Automatic Digital Modulation Detection by Neural Network
Automatic digital modulation detection is a technique used to identify the type of modulation used in a digital signal. One way to accomplish this is through the use of neural networks.
A neural network is a machine learning algorithm that is modeled after the structure of the human brain. It is made up of layers of interconnected nodes, or "neurons," which process information. In the case of modulation detection, a neural network can be trained to recognize the characteristics of different types of modulation, such as amplitude modulation (AM) and frequency modulation (FM).
To train a neural network for modulation detection, a dataset of modulated signals must be collected. This dataset should include a variety of different modulation types and signal conditions. Once the dataset is collected, the neural network can be trained to recognize the patterns in the data that correspond to different modulation types.

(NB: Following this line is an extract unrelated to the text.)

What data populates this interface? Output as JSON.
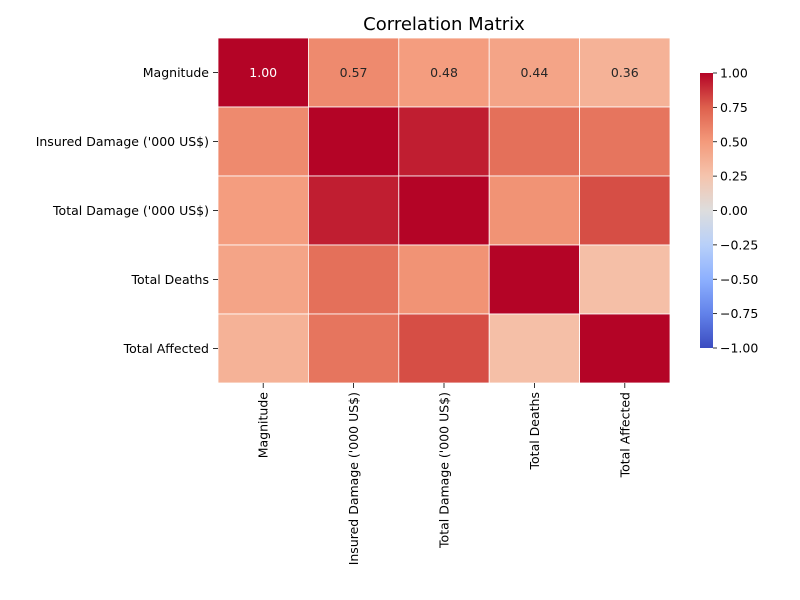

Once the neural network is trained, it can be used to automatically detect the modulation type of a new signal. The neural network takes in the new signal as input and produces a output which indicates the modulation type. The output can be a probability distribution over the different modulation types or a single modulation type. The output is compared with the known modulation types and the one with the highest probability is considered as the modulation of the signal.
One of the advantages of using a neural network for modulation detection is that it can handle a wide range of signal conditions. The neural network can be trained to recognize modulation in signals that have been affected by noise, interference, or other distortions. This makes it well suited for use in real-world applications, such as wireless communication systems.
Another advantage of using a neural network for modulation detection is that it can be easily adapted to new modulation types. As new modulation schemes are developed, the neural network can be retrained to recognize them.
Problem Statement
Following points are considered as the problem statement;
- The automatic modulation detection is necessary for the correspondence system as permits the visually impaired identification of balance and lower the hardware cost of structuring the various demodulators at eceiver. The Noise in the medium additionally continues changing the conduct of the regulated sign. The automatic modulation classification makes the correspondence receiver adaptive.
- The automatic modulation detection work depends on different signal features which probably won't contribute towards classification accuracy and simply increment the overhead. To get the ideal arrangement of highlights which just add to precision, feature selection is an essential step.